While the law is intended to compensate patients for injuries related to Havana syndrome, it also provides assistance for a variety of government service-related injuries. Under the legislation, a C.I.A. officer who incurred a brain injury while serving in Iraq or Afghanistan could qualify for additional compensation.
Intelligence agencies have not used the screening tool to categorize incident reports. Still, government officials and medical providers said the tool was helping them learn more about the symptoms associated with Havana syndrome and the injuries people were experiencing. It has helped people get care, the officials said, even if they have not met the criteria for a Havana syndrome case.
Dr. Pablo A. Celnik, the director of the department of physical medicine and rehabilitation at Johns Hopkins Medicine, said the program he oversees has treated a few dozen patients who were referred to the hospital after being screened by the triage tool. So far, he said, only a few ended up having diagnosable illnesses.
“Most of the time, we don’t find anything very clear-cut that can explain all of the symptoms,” Dr. Celnik said.
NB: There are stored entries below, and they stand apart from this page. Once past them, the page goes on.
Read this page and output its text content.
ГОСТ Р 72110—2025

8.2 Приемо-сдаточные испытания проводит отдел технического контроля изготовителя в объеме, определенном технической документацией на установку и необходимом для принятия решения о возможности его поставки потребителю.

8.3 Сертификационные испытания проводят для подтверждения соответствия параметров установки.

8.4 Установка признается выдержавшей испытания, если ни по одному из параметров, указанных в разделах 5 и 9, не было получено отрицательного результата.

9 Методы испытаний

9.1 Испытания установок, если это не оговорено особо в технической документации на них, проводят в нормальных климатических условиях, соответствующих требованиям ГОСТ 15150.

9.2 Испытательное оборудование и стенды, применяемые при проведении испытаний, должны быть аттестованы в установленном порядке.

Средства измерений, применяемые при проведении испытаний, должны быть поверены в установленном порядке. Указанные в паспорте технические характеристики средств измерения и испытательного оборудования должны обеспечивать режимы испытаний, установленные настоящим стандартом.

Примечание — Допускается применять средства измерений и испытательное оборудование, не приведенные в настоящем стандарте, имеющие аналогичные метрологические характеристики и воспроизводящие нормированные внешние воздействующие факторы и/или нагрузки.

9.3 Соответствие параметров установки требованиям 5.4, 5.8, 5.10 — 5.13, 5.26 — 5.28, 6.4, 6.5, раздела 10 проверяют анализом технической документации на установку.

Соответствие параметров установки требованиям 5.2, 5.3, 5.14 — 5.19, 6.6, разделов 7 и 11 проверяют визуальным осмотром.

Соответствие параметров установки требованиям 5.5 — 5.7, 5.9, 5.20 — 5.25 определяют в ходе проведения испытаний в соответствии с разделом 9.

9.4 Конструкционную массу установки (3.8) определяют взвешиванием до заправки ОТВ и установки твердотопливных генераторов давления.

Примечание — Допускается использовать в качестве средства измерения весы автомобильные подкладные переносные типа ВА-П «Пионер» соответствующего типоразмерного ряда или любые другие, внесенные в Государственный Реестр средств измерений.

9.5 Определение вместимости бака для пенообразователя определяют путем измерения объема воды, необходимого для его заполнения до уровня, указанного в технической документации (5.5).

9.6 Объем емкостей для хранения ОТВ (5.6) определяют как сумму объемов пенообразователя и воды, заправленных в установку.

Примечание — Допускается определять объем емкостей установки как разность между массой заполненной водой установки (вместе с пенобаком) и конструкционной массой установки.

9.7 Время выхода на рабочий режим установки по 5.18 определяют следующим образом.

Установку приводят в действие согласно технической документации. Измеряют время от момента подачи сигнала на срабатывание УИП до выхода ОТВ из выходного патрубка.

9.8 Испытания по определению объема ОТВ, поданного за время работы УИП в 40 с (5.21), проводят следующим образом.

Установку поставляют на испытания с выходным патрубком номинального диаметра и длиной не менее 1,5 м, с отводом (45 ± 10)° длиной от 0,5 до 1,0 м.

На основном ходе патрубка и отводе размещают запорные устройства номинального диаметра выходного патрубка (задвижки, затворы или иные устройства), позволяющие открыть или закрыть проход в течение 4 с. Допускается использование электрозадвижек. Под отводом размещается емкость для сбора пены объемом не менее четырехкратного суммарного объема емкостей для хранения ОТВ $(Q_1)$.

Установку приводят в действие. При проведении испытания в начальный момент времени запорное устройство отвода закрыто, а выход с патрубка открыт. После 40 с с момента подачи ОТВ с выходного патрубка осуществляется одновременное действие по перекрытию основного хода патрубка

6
He said patients referred to Johns Hopkins by the State Department have an array of symptoms, like confusion, forgetfulness, trouble focusing, headaches, balance issues, hearing a ringing or buzzing sound, and pain on one side of the face. Some also experience anxiety or depression. But those symptoms are common in patients newly diagnosed with an illness, he said, and may not be directly attributable to the anomalous health episodes.
Dr. Celnik said that once patients who have been screened with the tool arrive at Hopkins, medical providers there focus on treating the symptoms rather than finding a concrete diagnosis.
“When the patients come, the first thing we try to do is rule out other medical conditions,” he said. “Once we have ruled out that there aren’t other possible diagnoses that are causing this, we engage right away in rehabilitation and recovery.”